All of that folds back into how she frames Riley and Gia.
These characters are not just jobs; they are opportunities to put complex young Black girls at the center of prestige television.
So when Reid says her Last of Us work is for “young women, young Black women, young, queer Black women,” it tracks with a decade of choices.
Her Emmy, in that sense, is not only a career highlight.
It is part of a longer project to keep that kind of representation visible in spaces, like major awards, where it has historically been rare.
What Happens Next
By the time Storm Reid accepted her Emmy in January 2024 and walked at USC graduation in May 2025, she had already linked three very different worlds.
She helped define a “cultural phenomenon” on Euphoria as Gia Bennett, crossed into blockbuster genre storytelling with The Last of Us, and lived the daily grind of college life in Los Angeles.
She will not be part of Euphoria’s planned third season, and HBO has not announced any further Last of Us appearances for Riley.

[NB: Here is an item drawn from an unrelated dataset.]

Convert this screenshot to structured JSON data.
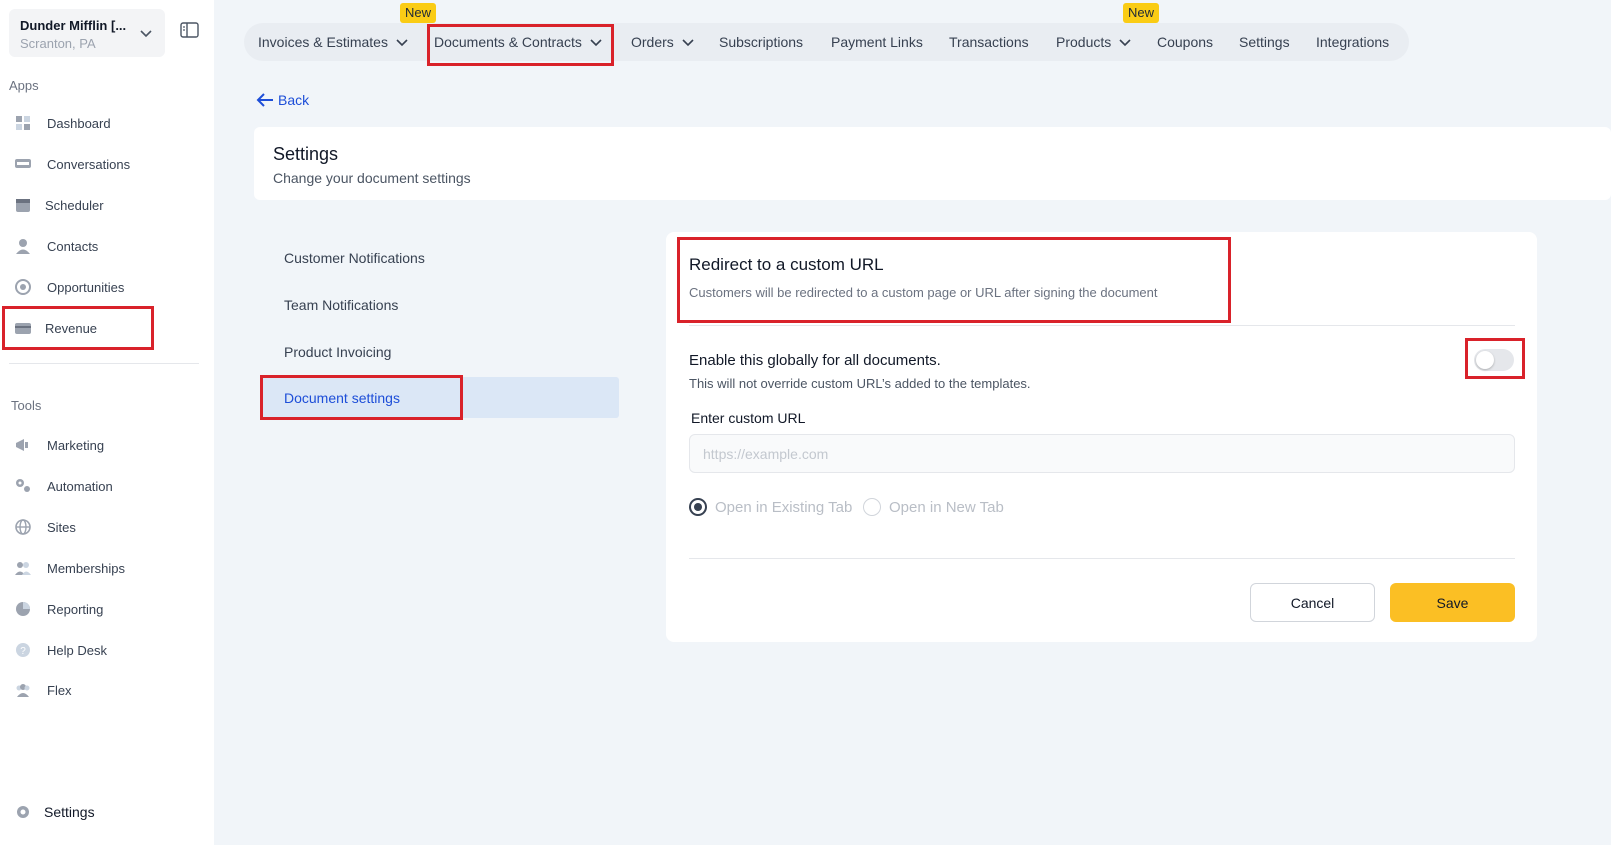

But the legacy of “Left Behind” is already fixed.
One self‑contained, 55‑minute episode brought 7.7 million viewers on its first day, earned a 97% Rotten Tomatoes score, helped The Last of Us to eight Creative Arts Emmys, and turned its guest star into the youngest guest‑acting winner in Emmy history.
For fans of The Last of Us, it also did something simpler.
It gave Ellie’s backstory a face and a voice that feel firmly of this generation, from a performer who spent her off days writing papers and racing a scooter between USC buildings.
Storm Reid’s path from Gia to Riley shows how much prestige television about teenagers has shifted in the last decade.
These are no longer side characters in someone else’s drama.
They anchor Emmy campaigns, headline HBO schedules, and, in Reid’s case, walk across graduation stages with statuettes waiting at home.
For a series built on the idea that love can be both saving and catastrophic, there is a certain neatness in the fact that its most celebrated standalone episode belongs to two young women trying, as Reid puts it, “to figure it out” through love.
In that way, her Emmy is not just a win for a guest role in a popular show.
It is another sign that the stories at the center of The Last of Us now belong, very clearly, to the generation living them.